Payments processor Global Payments said Thursday it’s putting its Netspend unit back on the sales block, reprising an effort reportedly made in 2020 when it put a $2 billion-plus price tag on the prepaid debit card business.
The Atlanta-based company aims to sell the consumer side of the Netspend business, and plans to keep the business-to-business assets as it refocuses on corporate clients, the company said in a Thursday press release that also announced fourth-quarter earnings.
"We seek to refine our portfolio mix by simplifying the composition of our businesses and maintaining a singular focus on our corporate customers," Global Payments CEO Jeff Sloan in the release. "As part of that initiative, we have commenced a strategic review of the Netspend consumer business; we intend to retain its B2B assets as we further expand this new pillar of our strategy."

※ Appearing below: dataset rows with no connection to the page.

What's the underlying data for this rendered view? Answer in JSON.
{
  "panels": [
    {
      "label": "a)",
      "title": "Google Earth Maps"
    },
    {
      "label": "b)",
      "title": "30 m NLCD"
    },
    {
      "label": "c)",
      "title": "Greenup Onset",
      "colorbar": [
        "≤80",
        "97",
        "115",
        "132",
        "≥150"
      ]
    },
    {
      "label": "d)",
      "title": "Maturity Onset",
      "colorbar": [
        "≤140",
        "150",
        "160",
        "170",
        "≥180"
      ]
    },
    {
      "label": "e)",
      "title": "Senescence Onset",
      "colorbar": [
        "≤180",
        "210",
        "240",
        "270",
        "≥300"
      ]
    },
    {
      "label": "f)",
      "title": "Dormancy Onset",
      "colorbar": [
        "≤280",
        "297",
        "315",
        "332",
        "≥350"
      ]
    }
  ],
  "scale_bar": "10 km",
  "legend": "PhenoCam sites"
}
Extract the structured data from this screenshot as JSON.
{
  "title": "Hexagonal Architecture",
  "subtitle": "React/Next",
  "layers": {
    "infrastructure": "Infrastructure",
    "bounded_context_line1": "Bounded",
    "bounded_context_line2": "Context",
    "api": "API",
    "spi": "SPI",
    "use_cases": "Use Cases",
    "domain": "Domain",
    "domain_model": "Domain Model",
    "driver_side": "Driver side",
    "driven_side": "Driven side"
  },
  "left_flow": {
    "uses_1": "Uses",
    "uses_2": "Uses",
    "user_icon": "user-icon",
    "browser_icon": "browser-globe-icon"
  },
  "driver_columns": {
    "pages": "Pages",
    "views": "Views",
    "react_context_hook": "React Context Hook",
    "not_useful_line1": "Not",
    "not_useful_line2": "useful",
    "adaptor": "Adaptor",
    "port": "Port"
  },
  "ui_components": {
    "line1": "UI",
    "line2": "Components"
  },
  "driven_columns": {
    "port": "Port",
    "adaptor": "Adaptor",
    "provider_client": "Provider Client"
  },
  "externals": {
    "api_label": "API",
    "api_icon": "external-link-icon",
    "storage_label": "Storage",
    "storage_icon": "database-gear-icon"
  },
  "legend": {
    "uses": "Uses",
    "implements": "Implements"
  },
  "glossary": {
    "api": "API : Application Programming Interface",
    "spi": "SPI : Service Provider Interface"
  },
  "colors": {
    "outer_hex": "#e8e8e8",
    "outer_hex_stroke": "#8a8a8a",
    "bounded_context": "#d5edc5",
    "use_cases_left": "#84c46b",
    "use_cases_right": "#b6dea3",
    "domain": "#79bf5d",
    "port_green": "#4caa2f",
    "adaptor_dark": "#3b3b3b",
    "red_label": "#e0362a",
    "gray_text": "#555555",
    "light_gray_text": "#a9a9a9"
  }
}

Global Payments acquired the Netspend business in 2019 through its $21.5 billion acquisition of Total System Services, which had purchased the debit card company for $1.4 billion in 2013.
The reloadable debit card operation caters to the "underbanked" as well as other consumers, according to the annual filing Global Payments made last year with the Securities and Exchange Commission.
"The pivot has been quite some time in coming," Sloan said in discussing the company’s turn to a more exclusive pursuit of corporate clients. "We're really not a B2C-direct kind of company."
The B2B assets the company plans to keep represent only about 15% of the Netspend business, executives told analysts on a webcast to discuss the announcements.
Part of the reasoning for the sale is the limited overlap between the company’s "traditional merchant customer base" and the Netspend consumer business, analysts for the financial firm William Blair said in a Thursday report on the company’s announcements.
The overall Netspend operation represents about 10% of Global Payments revenue, with the consumer assets to be sold at about 5% of earnings before interest and taxes, analysts at the financial firm Baird estimated in a Thursday report on the company.
Fourth-quarter net income at Global Payments jumped 17.5% over the year-earlier quarter to $217.2 million, and its revenue for the period rose 13.7% to $2.2 billion, the release said. For the full year, net income jumped 63% over 2020 to $988 million as revenue increased 14.8% to $8.5 billion.
As for its acquisition strategy ballyhooed at an investor presentation last September, the company seems less interested at the moment in acquisitions and more interested in buying back its own stock.
"We have a long pipeline of opportunities, but I think we're very cognizant that we're generating really attractive returns by buying back the stock," Sloan said.
The company has $2 billion authorized for its stock buyback effort.